Edwin did not want to go, but he had to concur. He did not want to be pleasant to Johnnie Orgreave or to anybody, but he had to be pleasant.

"Be on the first car that goes up after seven fifteen," said Johnnie as he was departing.

Edwin grunted.

"You understand, Teddy? The first car that goes up after seven fifteen."

"All right! All right!"

Blithely Hilda went to beautify herself. And when she had beautified herself and made herself into a queen of whom the haughtiest master-printer might be proud, she despatched Ada for Master George. And Master George had to come to her bedroom.

"Let me look at that leg," she said. "Sit down."

Devious creature! During tea she had not even divulged that she had heard of the damaged shin. Master George was taken by surprise. He sat down. She knelt, and herself unloosed the stocking and exposed the little calf. The place was black and blue, but it had a healthy look.

"It's nothing," she said.

And then, all in her splendid finery, she kissed the dirty discoloured shin. Strange! He was only two years old and just learning to talk.

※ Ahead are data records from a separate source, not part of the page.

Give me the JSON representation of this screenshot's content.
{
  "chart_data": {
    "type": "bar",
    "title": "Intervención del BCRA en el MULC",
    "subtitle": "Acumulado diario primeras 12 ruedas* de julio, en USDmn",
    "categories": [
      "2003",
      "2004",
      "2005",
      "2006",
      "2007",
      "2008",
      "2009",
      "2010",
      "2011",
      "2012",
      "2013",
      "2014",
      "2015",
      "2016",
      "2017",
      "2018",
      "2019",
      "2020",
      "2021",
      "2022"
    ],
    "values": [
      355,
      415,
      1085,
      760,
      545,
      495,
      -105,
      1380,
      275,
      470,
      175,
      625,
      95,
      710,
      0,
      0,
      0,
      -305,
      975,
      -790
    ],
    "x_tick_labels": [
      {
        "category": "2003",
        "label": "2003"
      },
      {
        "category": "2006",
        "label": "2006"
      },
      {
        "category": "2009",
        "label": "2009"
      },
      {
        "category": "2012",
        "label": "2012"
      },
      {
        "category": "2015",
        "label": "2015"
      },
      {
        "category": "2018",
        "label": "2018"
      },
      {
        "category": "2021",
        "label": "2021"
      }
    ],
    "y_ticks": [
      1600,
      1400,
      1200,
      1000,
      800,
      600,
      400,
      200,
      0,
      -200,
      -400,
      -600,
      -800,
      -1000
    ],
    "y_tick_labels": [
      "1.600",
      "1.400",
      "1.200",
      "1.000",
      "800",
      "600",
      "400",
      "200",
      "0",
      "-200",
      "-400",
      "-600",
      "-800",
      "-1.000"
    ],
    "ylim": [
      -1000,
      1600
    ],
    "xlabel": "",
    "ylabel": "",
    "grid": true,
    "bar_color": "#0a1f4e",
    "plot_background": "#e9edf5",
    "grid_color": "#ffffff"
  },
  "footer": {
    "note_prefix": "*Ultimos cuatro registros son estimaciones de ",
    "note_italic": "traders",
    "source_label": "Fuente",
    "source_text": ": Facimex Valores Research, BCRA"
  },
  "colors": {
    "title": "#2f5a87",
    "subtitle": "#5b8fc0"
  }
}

"Now then, missis! Here's the tram!" Edwin yelled out loudly, roughly, from below. He would have given a sovereign to see her miss the car, but his inconvenient sense of justice forced him to warn her.

"Coming! Coming!"

She kissed Master George on the mouth eagerly, and George seemed, unusually, to return the eagerness. She ran down the darkening stairs, ecstatic.

In the dusky road, Edwin curtly signalled to the vast ascending steam-car, and it stopped. Those were in the old days, when people did what they liked with the cars, stopping them here and stopping them there according to their fancy. The era of electricity and fixed stopping-places, and soulless, conscienceless control from London had not set in. Edwin and Hilda mounted. Two hundred yards further on the steam-tram was once more arrested, and Johnnie and Janet joined them. Hilda was in the highest spirits. The great affair of the afternoon had not been a quarrel, but an animating experience which, though dangerous, intensified her self-confidence and her zest.